What is your greatest skill as a nurse?
I think it is my listening skills. You have to let that person be able to talk to you and then reassure any elevating fears and anxieties. Unfortunatley we don’t always have the answers and can’t fix every problem, which is the sad part of the job, but just being there so the person has someone they can confide in.
What is the one thing that stands out for you that your job has taught you over the years?
The one thing my job has taught me is that everyone is different, every person has their own thoughts, feelings, anxieties and you have to be able to address that regardless of circumstances, age etc. You have to be inclusive towards everybody and encompass treating not only them but also their family members.

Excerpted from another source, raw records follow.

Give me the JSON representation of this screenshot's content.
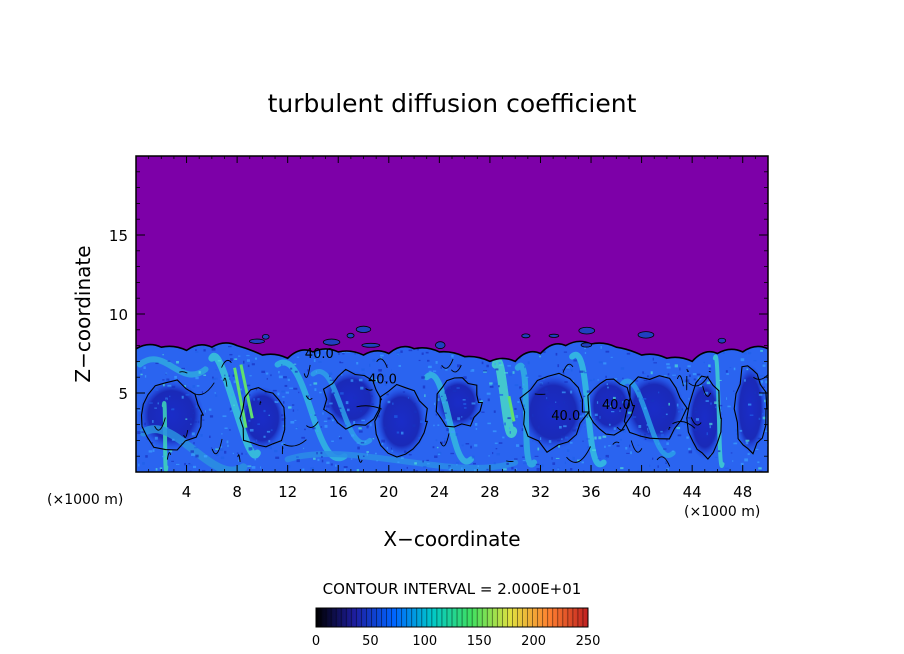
{
  "chart_data": {
    "type": "heatmap",
    "title": "turbulent diffusion coefficient",
    "xlabel": "X−coordinate",
    "ylabel": "Z−coordinate",
    "x_unit": "(×1000 m)",
    "xlim": [
      0,
      50
    ],
    "ylim": [
      0,
      20
    ],
    "x_ticks": [
      4,
      8,
      12,
      16,
      20,
      24,
      28,
      32,
      36,
      40,
      44,
      48
    ],
    "y_ticks": [
      5,
      10,
      15
    ],
    "contour_interval_text": "CONTOUR INTERVAL = 2.000E+01",
    "colorbar": {
      "range": [
        0,
        250
      ],
      "ticks": [
        0,
        50,
        100,
        150,
        200,
        250
      ],
      "colors": [
        "#000000",
        "#1e1ea0",
        "#0064ff",
        "#00c8c8",
        "#40e060",
        "#e0e040",
        "#ff8030",
        "#c02020"
      ]
    },
    "background_color": "#7d00a8",
    "boundary_layer": {
      "x": [
        0,
        2,
        4,
        6,
        8,
        10,
        12,
        14,
        16,
        18,
        20,
        22,
        24,
        26,
        28,
        30,
        32,
        34,
        36,
        38,
        40,
        42,
        44,
        46,
        48,
        50
      ],
      "top_z": [
        7.8,
        7.9,
        7.7,
        7.9,
        8.0,
        7.4,
        7.2,
        7.6,
        7.6,
        7.4,
        7.5,
        7.8,
        7.6,
        7.3,
        7.0,
        7.0,
        7.5,
        8.0,
        8.1,
        7.9,
        7.4,
        7.2,
        7.0,
        7.5,
        7.6,
        7.8
      ]
    },
    "contour_labels": [
      {
        "x": 14.5,
        "z": 7.2,
        "text": "40.0"
      },
      {
        "x": 19.5,
        "z": 5.6,
        "text": "40.0"
      },
      {
        "x": 34.0,
        "z": 3.3,
        "text": "40.0"
      },
      {
        "x": 38.0,
        "z": 4.0,
        "text": "40.0"
      }
    ]
  }
}
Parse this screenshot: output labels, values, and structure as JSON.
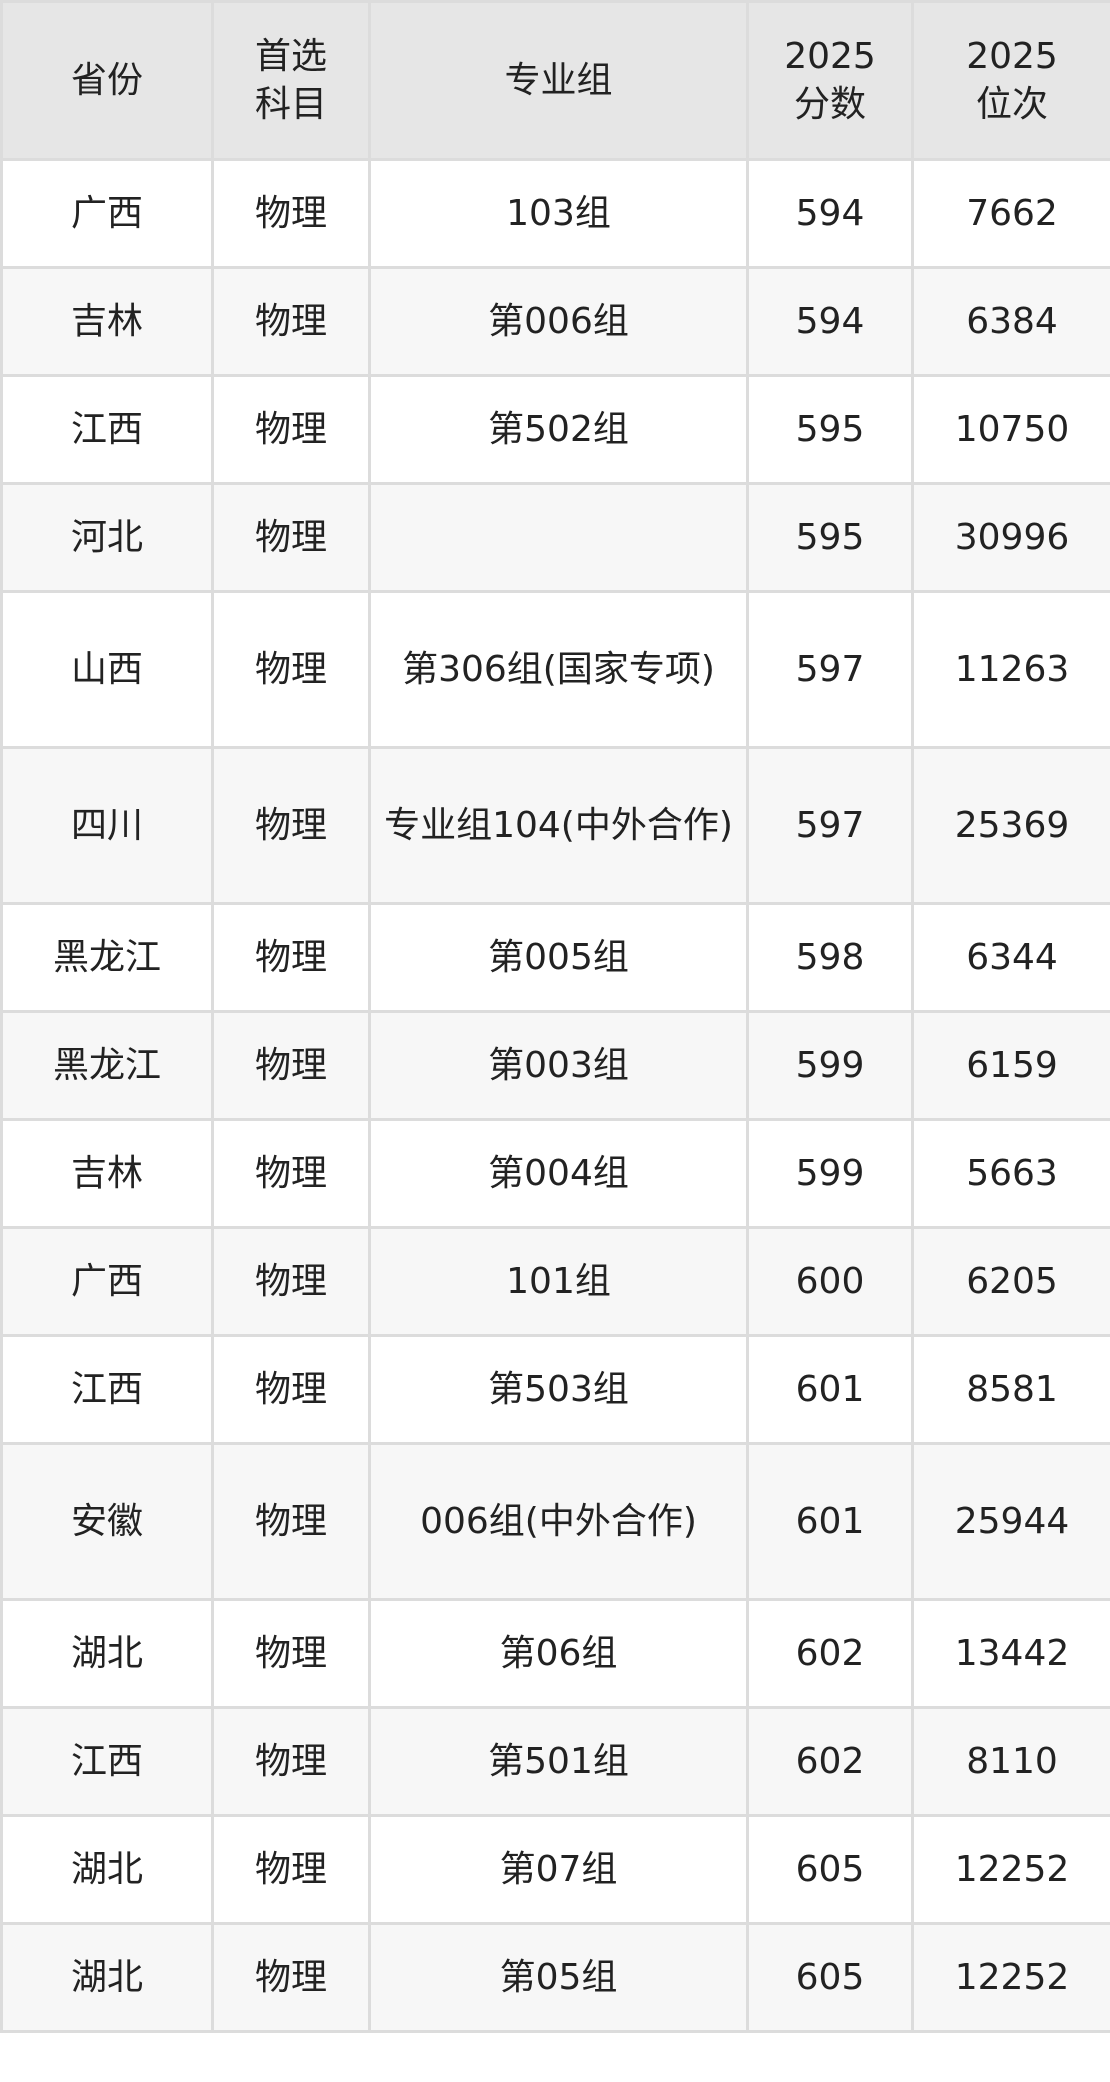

How do you and the team support each other with your health and wellbeing?
My role as Deputy Manager means I am in charge of the nursing team and the senior care and care assistants. I operate an open door policy, so if anyone has any worries or anxieties they can always come and talk to me. If I feel they need more support I would contact the HR team and look into offering them further support and try and help with as much as we can with changing shift patterns and reducing hours etc. When we have happy staff we have happy residents, so we are constantly working on boosting staff morale and being there for one another.
How have you found nursing in the midst of Covid and the ever-changing developments?
I was working within the emergency department throughout the first outbreak of Covid which was very challenging, we had to adapt to many changes very quickly. We were seeing many sick people coming through the doors and weren’t able to have anyone with them so as nurses we were not only caring for very sick patients but we were also the only people there for them. We had to adapt to wearing full PPE which was very overwhelming for both us and the patients as it made it difficult to communicate things to them. It mentally and physically took a lot out of the staff. We would often have to take time out and have a little cry and as this was all very new to us and we were having to see many of our colleagues get sick. It has been a very difficult time for all nurses, in the NHS setting and in the care home setting, but we all need to continue to be there for each other and talk to one another.
What are the highlights of your nursing career at Orchard so far?
I think my highlight has been getting to know the residents. I have loved getting stuck into the role and I have received so much support from Sharon, the Home Manager. The induction process when joining Orchard has been amazing and helped me endlessly. We have 3 new nurses joining so I am enjoying getting our nursing team up and running and letting the community know that we are here and always happy to help.
Why do you think International Nurses Day is important?
We have always been told to remember Florence Nightingale as International Nurses Day falls on her birthday, so it is very fitting tribute to the work that she did. The day also reminds us why we are here as nurses and what we want to achieve. It gives up that recognition, we are often called the unsung heroes and it is lovely to have that recognition. International Nurses Day puts us at the forefront and shows people what we do and how hard we work to deliver the best quality care. There is no better feeling in this world than making a difference to someone’s life and that is what we are here to do.
What would you like to say to your fellow nurses this International Nurses Day?
To all of my fellow nurses, we proud of who you are, always keep at the forefront of your mind what we are here to do. Keep up the good work, you are doing an absolutely amazing job, we are all in this together. Hopefully Covid will be a thing of the past so keep doing what you are doing. We are here, we are nurses, be proud of what you do and hold your head up high when you say that you are nurse.